عنوان مقاله [English]
In this paper, we develop a robust model for the portfolio selection problem under uncertainty conditions. We construct a robust model, whose risk measure is weighted conditional value at-risk (WCVaR). WCVaR is a combination
of the conditional value at-risk (CVaR) with several tolerance levels. We use combinations of the conditional value at-risk (CVaR) measures to get some approximations of the tail Ginis mean difference, with the advantage of being
computationally much simpler than the Ginis measure itself.The studied model is SSD consistent and LP computable. In stochastic dominance, uncertain returns (modeled as random variable) are compared by the point wise
comparison of some performance functions constructed from their distribution functions. The first performance function is defined as the right-continuous cumulative distribution function, and it defines first degree stochastic
dominance (FSD). The second function is derived from the first, and it defines second degree stochastic dominance (SSD).
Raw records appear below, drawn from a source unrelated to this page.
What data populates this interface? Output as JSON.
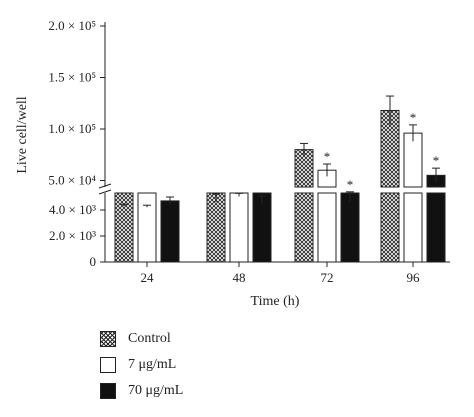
{
  "chart_data": {
    "type": "bar",
    "xlabel": "Time (h)",
    "ylabel": "Live cell/well",
    "categories": [
      "24",
      "48",
      "72",
      "96"
    ],
    "upper_axis": {
      "ylim": [
        0,
        200000
      ],
      "tick_labels": [
        "5.0 × 10⁴",
        "1.0 × 10⁵",
        "1.5 × 10⁵",
        "2.0 × 10⁵"
      ],
      "tick_values": [
        50000,
        100000,
        150000,
        200000
      ]
    },
    "lower_axis": {
      "ylim": [
        0,
        5000
      ],
      "tick_labels": [
        "0",
        "2.0 × 10³",
        "4.0 × 10³"
      ],
      "tick_values": [
        0,
        2000,
        4000
      ]
    },
    "axis_break": true,
    "series": [
      {
        "name": "Control",
        "fill": "crosshatch",
        "values": [
          26000,
          33000,
          80000,
          118000
        ],
        "errors": [
          1000,
          4000,
          6000,
          14000
        ],
        "significance": [
          "",
          "",
          "",
          ""
        ]
      },
      {
        "name": "7 μg/mL",
        "fill": "#ffffff",
        "values": [
          25000,
          36000,
          60000,
          96000
        ],
        "errors": [
          1000,
          1500,
          6000,
          8000
        ],
        "significance": [
          "",
          "",
          "*",
          "*"
        ]
      },
      {
        "name": "70 μg/mL",
        "fill": "#111111",
        "values": [
          4700,
          31000,
          34000,
          55000
        ],
        "errors": [
          300,
          4000,
          5000,
          7000
        ],
        "significance": [
          "",
          "",
          "*",
          "*"
        ]
      }
    ]
  },
  "legend": [
    {
      "label": "Control"
    },
    {
      "label": "7 μg/mL"
    },
    {
      "label": "70 μg/mL"
    }
  ]
}
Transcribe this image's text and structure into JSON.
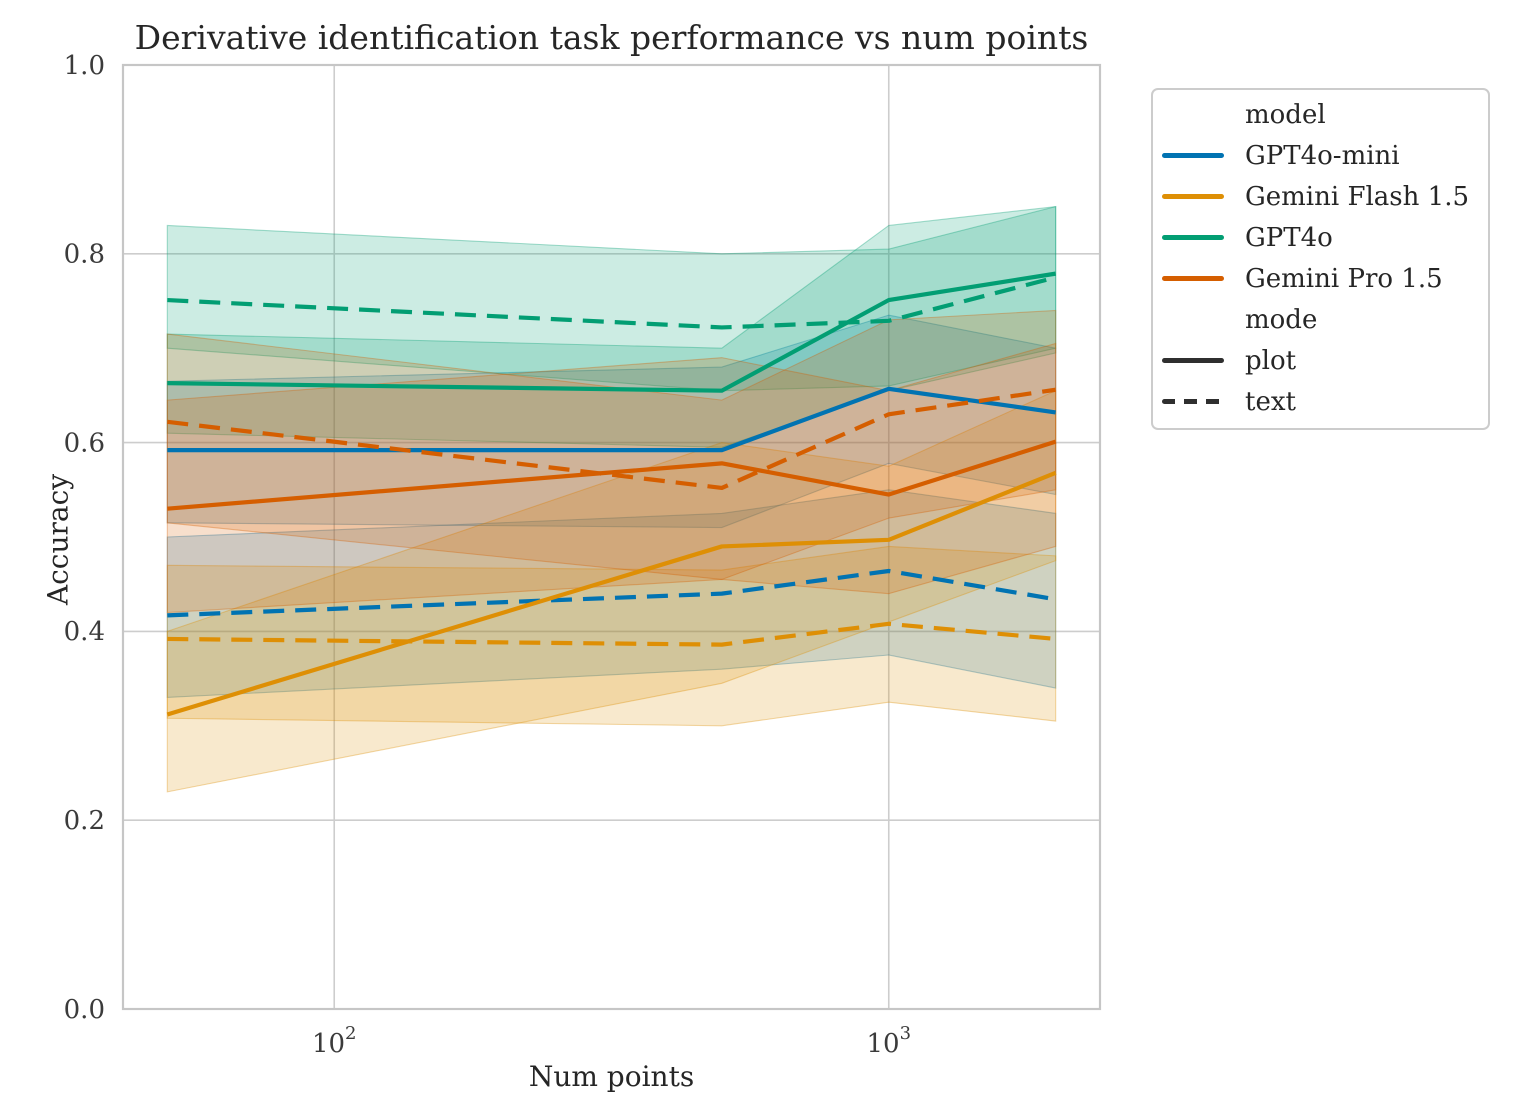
{
  "chart": {
    "title": "Derivative identification task performance vs num points",
    "xlabel": "Num points",
    "ylabel": "Accuracy"
  },
  "chart_data": {
    "type": "line",
    "title": "Derivative identification task performance vs num points",
    "xlabel": "Num points",
    "ylabel": "Accuracy",
    "x_scale": "log",
    "grid": true,
    "legend_position": "outside-right",
    "x": [
      50,
      500,
      1000,
      2000
    ],
    "xlim": [
      41.6,
      2404
    ],
    "ylim": [
      0.0,
      1.0
    ],
    "yticks": [
      0.0,
      0.2,
      0.4,
      0.6,
      0.8,
      1.0
    ],
    "xticks": [
      {
        "value": 100,
        "base": "10",
        "exp": "2"
      },
      {
        "value": 1000,
        "base": "10",
        "exp": "3"
      }
    ],
    "band_alpha": 0.2,
    "series": [
      {
        "model": "GPT4o-mini",
        "mode": "plot",
        "color": "#0173b2",
        "y": [
          0.592,
          0.592,
          0.657,
          0.632
        ],
        "band_lower": [
          0.515,
          0.51,
          0.578,
          0.545
        ],
        "band_upper": [
          0.665,
          0.68,
          0.735,
          0.7
        ]
      },
      {
        "model": "GPT4o-mini",
        "mode": "text",
        "color": "#0173b2",
        "y": [
          0.417,
          0.44,
          0.464,
          0.434
        ],
        "band_lower": [
          0.33,
          0.36,
          0.375,
          0.34
        ],
        "band_upper": [
          0.5,
          0.525,
          0.55,
          0.525
        ]
      },
      {
        "model": "Gemini Flash 1.5",
        "mode": "plot",
        "color": "#de8f05",
        "y": [
          0.312,
          0.49,
          0.497,
          0.568
        ],
        "band_lower": [
          0.23,
          0.345,
          0.41,
          0.475
        ],
        "band_upper": [
          0.4,
          0.6,
          0.575,
          0.655
        ]
      },
      {
        "model": "Gemini Flash 1.5",
        "mode": "text",
        "color": "#de8f05",
        "y": [
          0.392,
          0.386,
          0.408,
          0.392
        ],
        "band_lower": [
          0.308,
          0.3,
          0.325,
          0.305
        ],
        "band_upper": [
          0.47,
          0.465,
          0.49,
          0.48
        ]
      },
      {
        "model": "GPT4o",
        "mode": "plot",
        "color": "#029e73",
        "y": [
          0.663,
          0.655,
          0.751,
          0.779
        ],
        "band_lower": [
          0.61,
          0.595,
          0.655,
          0.695
        ],
        "band_upper": [
          0.715,
          0.7,
          0.83,
          0.85
        ]
      },
      {
        "model": "GPT4o",
        "mode": "text",
        "color": "#029e73",
        "y": [
          0.751,
          0.722,
          0.729,
          0.775
        ],
        "band_lower": [
          0.7,
          0.655,
          0.66,
          0.7
        ],
        "band_upper": [
          0.83,
          0.8,
          0.805,
          0.85
        ]
      },
      {
        "model": "Gemini Pro 1.5",
        "mode": "plot",
        "color": "#d55e00",
        "y": [
          0.53,
          0.578,
          0.545,
          0.601
        ],
        "band_lower": [
          0.42,
          0.455,
          0.44,
          0.49
        ],
        "band_upper": [
          0.645,
          0.69,
          0.655,
          0.705
        ]
      },
      {
        "model": "Gemini Pro 1.5",
        "mode": "text",
        "color": "#d55e00",
        "y": [
          0.622,
          0.552,
          0.63,
          0.656
        ],
        "band_lower": [
          0.515,
          0.455,
          0.52,
          0.55
        ],
        "band_upper": [
          0.715,
          0.645,
          0.73,
          0.74
        ]
      }
    ]
  },
  "legend": {
    "model_title": "model",
    "mode_title": "mode",
    "models": [
      {
        "label": "GPT4o-mini",
        "color": "#0173b2"
      },
      {
        "label": "Gemini Flash 1.5",
        "color": "#de8f05"
      },
      {
        "label": "GPT4o",
        "color": "#029e73"
      },
      {
        "label": "Gemini Pro 1.5",
        "color": "#d55e00"
      }
    ],
    "modes": [
      {
        "label": "plot",
        "style": "solid"
      },
      {
        "label": "text",
        "style": "dashed"
      }
    ],
    "mode_line_color": "#2f2f2f"
  },
  "style": {
    "grid_color": "#cdcdcd",
    "spine_color": "#c6c6c6",
    "text_color": "#262626",
    "background": "#ffffff"
  }
}
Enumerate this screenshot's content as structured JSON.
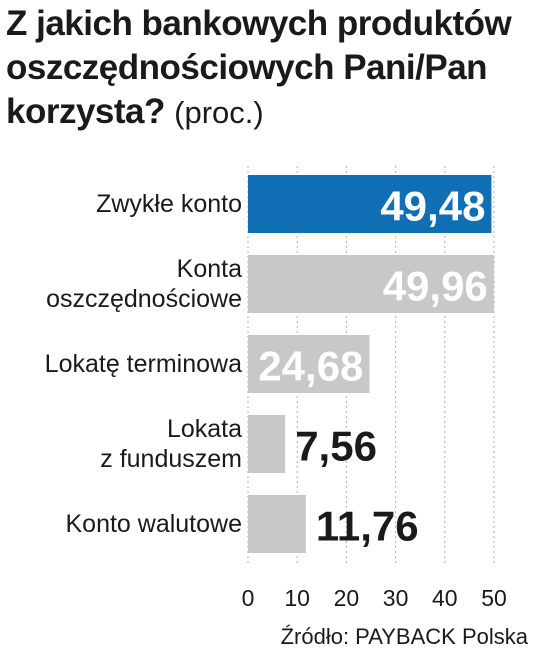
{
  "title": "Z jakich bankowych produktów oszczędnościowych Pani/Pan korzysta?",
  "unit": "(proc.)",
  "source": "Źródło: PAYBACK Polska",
  "colors": {
    "highlight": "#0f6eb4",
    "bar": "#c8c8c8",
    "value_on_bar": "#ffffff",
    "value_outside": "#1a1a1a"
  },
  "chart_data": {
    "type": "bar",
    "orientation": "horizontal",
    "title": "Z jakich bankowych produktów oszczędnościowych Pani/Pan korzysta?",
    "unit": "(proc.)",
    "categories": [
      [
        "Zwykłe konto"
      ],
      [
        "Konta",
        "oszczędnościowe"
      ],
      [
        "Lokatę terminowa"
      ],
      [
        "Lokata",
        "z funduszem"
      ],
      [
        "Konto walutowe"
      ]
    ],
    "values": [
      49.48,
      49.96,
      24.68,
      7.56,
      11.76
    ],
    "value_labels": [
      "49,48",
      "49,96",
      "24,68",
      "7,56",
      "11,76"
    ],
    "highlight_index": 0,
    "xlim": [
      0,
      50
    ],
    "xticks": [
      0,
      10,
      20,
      30,
      40,
      50
    ],
    "grid": true
  }
}
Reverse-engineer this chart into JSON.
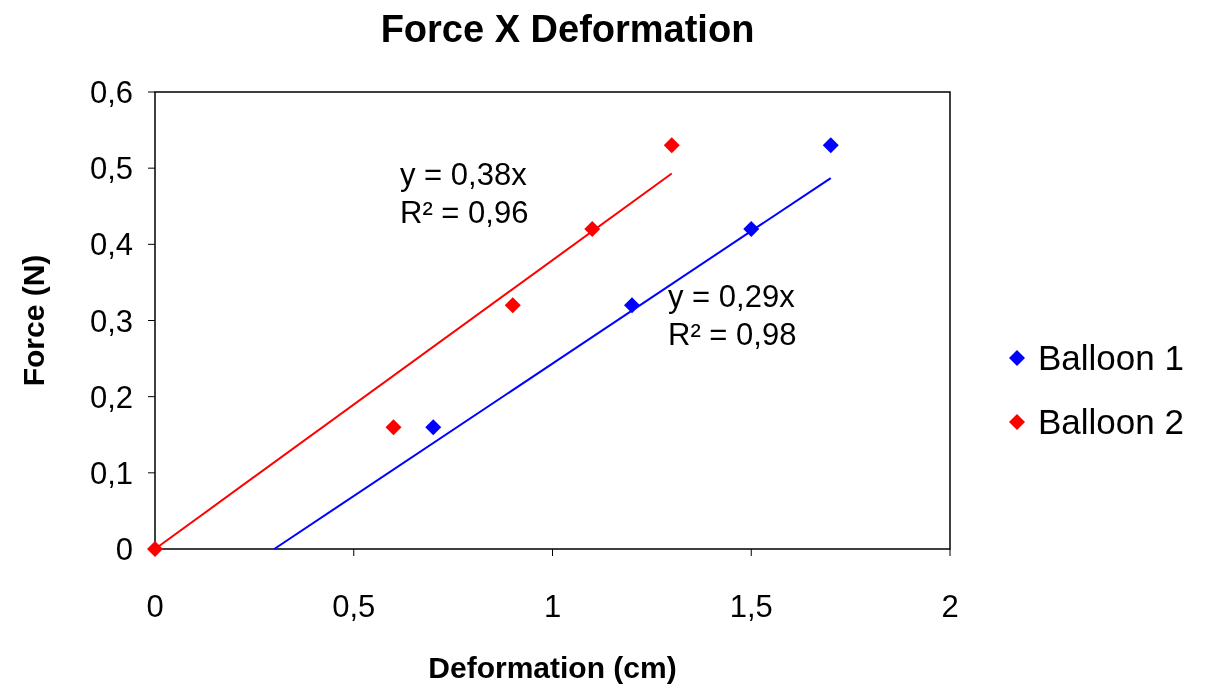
{
  "chart_data": {
    "type": "scatter",
    "title": "Force X Deformation",
    "xlabel": "Deformation (cm)",
    "ylabel": "Force (N)",
    "xlim": [
      0,
      2
    ],
    "xticks": [
      0,
      {
        "value": 0.5,
        "label": "0,5"
      },
      1,
      {
        "value": 1.5,
        "label": "1,5"
      },
      2
    ],
    "ylim": [
      0,
      0.6
    ],
    "yticks": [
      0,
      {
        "value": 0.1,
        "label": "0,1"
      },
      {
        "value": 0.2,
        "label": "0,2"
      },
      {
        "value": 0.3,
        "label": "0,3"
      },
      {
        "value": 0.4,
        "label": "0,4"
      },
      {
        "value": 0.5,
        "label": "0,5"
      },
      {
        "value": 0.6,
        "label": "0,6"
      }
    ],
    "grid": false,
    "legend": "right",
    "marker": "diamond",
    "series": [
      {
        "name": "Balloon 1",
        "color": "#0000ff",
        "x": [
          0.7,
          1.2,
          1.5,
          1.7
        ],
        "values": [
          0.16,
          0.32,
          0.42,
          0.53
        ]
      },
      {
        "name": "Balloon 2",
        "color": "#ff0000",
        "x": [
          0,
          0.6,
          0.9,
          1.1,
          1.3
        ],
        "values": [
          0,
          0.16,
          0.32,
          0.42,
          0.53
        ]
      },
      {
        "type": "line",
        "marker": "none",
        "color": "#0000ff",
        "x": [
          0.3,
          1.7
        ],
        "values": [
          0,
          0.487
        ]
      },
      {
        "type": "line",
        "marker": "none",
        "color": "#ff0000",
        "x": [
          0,
          1.3
        ],
        "values": [
          0,
          0.493
        ]
      }
    ],
    "annotations": [
      "y = 0,38x\nR² = 0,96",
      "y = 0,29x\nR² = 0,98"
    ]
  }
}
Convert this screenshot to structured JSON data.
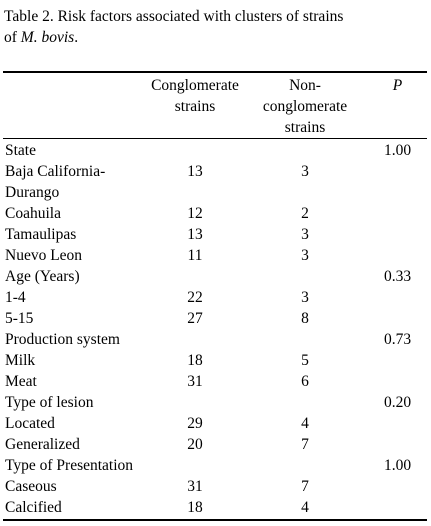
{
  "caption": {
    "line1": "Table 2. Risk factors associated with clusters of strains",
    "line2_prefix": "of ",
    "line2_italic": "M. bovis",
    "line2_suffix": "."
  },
  "headers": {
    "col1_line1": "Conglomerate",
    "col1_line2": "strains",
    "col2_line1": "Non-",
    "col2_line2": "conglomerate",
    "col2_line3": "strains",
    "p": "P"
  },
  "rows": [
    {
      "label": "State",
      "c1": "",
      "c2": "",
      "p": "1.00"
    },
    {
      "label": "Baja California-",
      "label2": "Durango",
      "c1": "13",
      "c2": "3",
      "p": ""
    },
    {
      "label": "Coahuila",
      "c1": "12",
      "c2": "2",
      "p": ""
    },
    {
      "label": "Tamaulipas",
      "c1": "13",
      "c2": "3",
      "p": ""
    },
    {
      "label": "Nuevo Leon",
      "c1": "11",
      "c2": "3",
      "p": ""
    },
    {
      "label": "Age (Years)",
      "c1": "",
      "c2": "",
      "p": "0.33"
    },
    {
      "label": "1-4",
      "c1": "22",
      "c2": "3",
      "p": ""
    },
    {
      "label": "5-15",
      "c1": "27",
      "c2": "8",
      "p": ""
    },
    {
      "label": "Production system",
      "c1": "",
      "c2": "",
      "p": "0.73"
    },
    {
      "label": "Milk",
      "c1": "18",
      "c2": "5",
      "p": ""
    },
    {
      "label": "Meat",
      "c1": "31",
      "c2": "6",
      "p": ""
    },
    {
      "label": "Type of lesion",
      "c1": "",
      "c2": "",
      "p": "0.20"
    },
    {
      "label": "Located",
      "c1": "29",
      "c2": "4",
      "p": ""
    },
    {
      "label": "Generalized",
      "c1": "20",
      "c2": "7",
      "p": ""
    },
    {
      "label": "Type of Presentation",
      "c1": "",
      "c2": "",
      "p": "1.00"
    },
    {
      "label": "Caseous",
      "c1": "31",
      "c2": "7",
      "p": ""
    },
    {
      "label": "Calcified",
      "c1": "18",
      "c2": "4",
      "p": ""
    }
  ]
}
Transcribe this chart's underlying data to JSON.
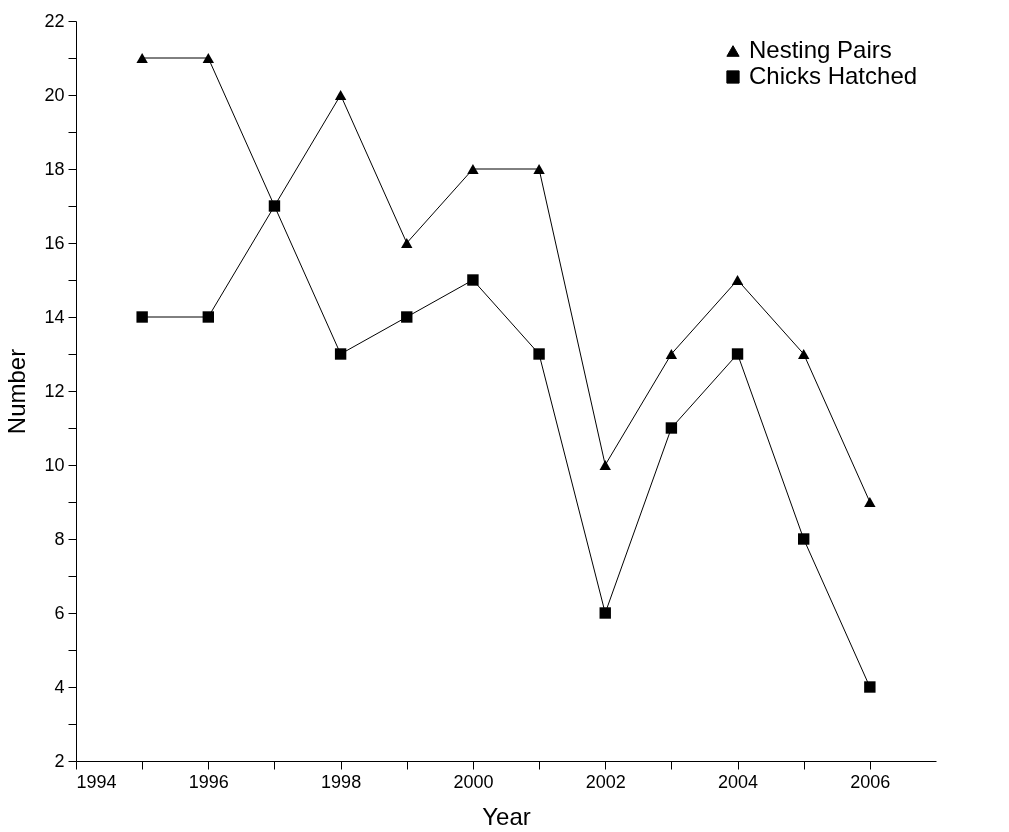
{
  "chart_data": {
    "type": "line",
    "xlabel": "Year",
    "ylabel": "Number",
    "x": [
      1995,
      1996,
      1997,
      1998,
      1999,
      2000,
      2001,
      2002,
      2003,
      2004,
      2005,
      2006
    ],
    "series": [
      {
        "name": "Nesting Pairs",
        "color": "#000000",
        "marker": "triangle",
        "values": [
          21,
          21,
          17,
          20,
          16,
          18,
          18,
          10,
          13,
          15,
          13,
          9
        ]
      },
      {
        "name": "Chicks Hatched",
        "color": "#000000",
        "marker": "square",
        "values": [
          14,
          14,
          17,
          13,
          14,
          15,
          13,
          6,
          11,
          13,
          8,
          4
        ]
      }
    ],
    "xlim": [
      1994,
      2007
    ],
    "xticks": [
      1994,
      {
        "value": 1995,
        "label": null
      },
      1996,
      {
        "value": 1997,
        "label": null
      },
      1998,
      {
        "value": 1999,
        "label": null
      },
      2000,
      {
        "value": 2001,
        "label": null
      },
      2002,
      {
        "value": 2003,
        "label": null
      },
      2004,
      {
        "value": 2005,
        "label": null
      },
      2006
    ],
    "ylim": [
      2,
      22
    ],
    "yticks": [
      2,
      {
        "value": 3,
        "label": null
      },
      4,
      {
        "value": 5,
        "label": null
      },
      6,
      {
        "value": 7,
        "label": null
      },
      8,
      {
        "value": 9,
        "label": null
      },
      10,
      {
        "value": 11,
        "label": null
      },
      12,
      {
        "value": 13,
        "label": null
      },
      14,
      {
        "value": 15,
        "label": null
      },
      16,
      {
        "value": 17,
        "label": null
      },
      18,
      {
        "value": 19,
        "label": null
      },
      20,
      {
        "value": 21,
        "label": null
      },
      22
    ],
    "grid": false,
    "legend": "top right",
    "line_style": "solid"
  }
}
WCVaR is a safety measure with uncertain returns. To handle the parameter uncertainty problem, there is a
recent research trend in the development of new robust optimization approaches. Traditional optimization methods require full knowledge of parameters to allow transformation to a stochastic program. From full information, assumptions of parameters following specific known distributions can sometimes be too strong and their validity criticized. The last approach of robust optimization proposes a robust formulation that is linear, applicable, deterministically solvable, and extendable to discrete optimization without the loss of feasibility of solution. Another advantage of the model is its ease in controlling the level of conservatism. In this paper, we apply this approach
and develop the robust weighted conditional value at-risk in a portfolio selection problem. We also show the performance of robust optimization in the flexibility of financial markets.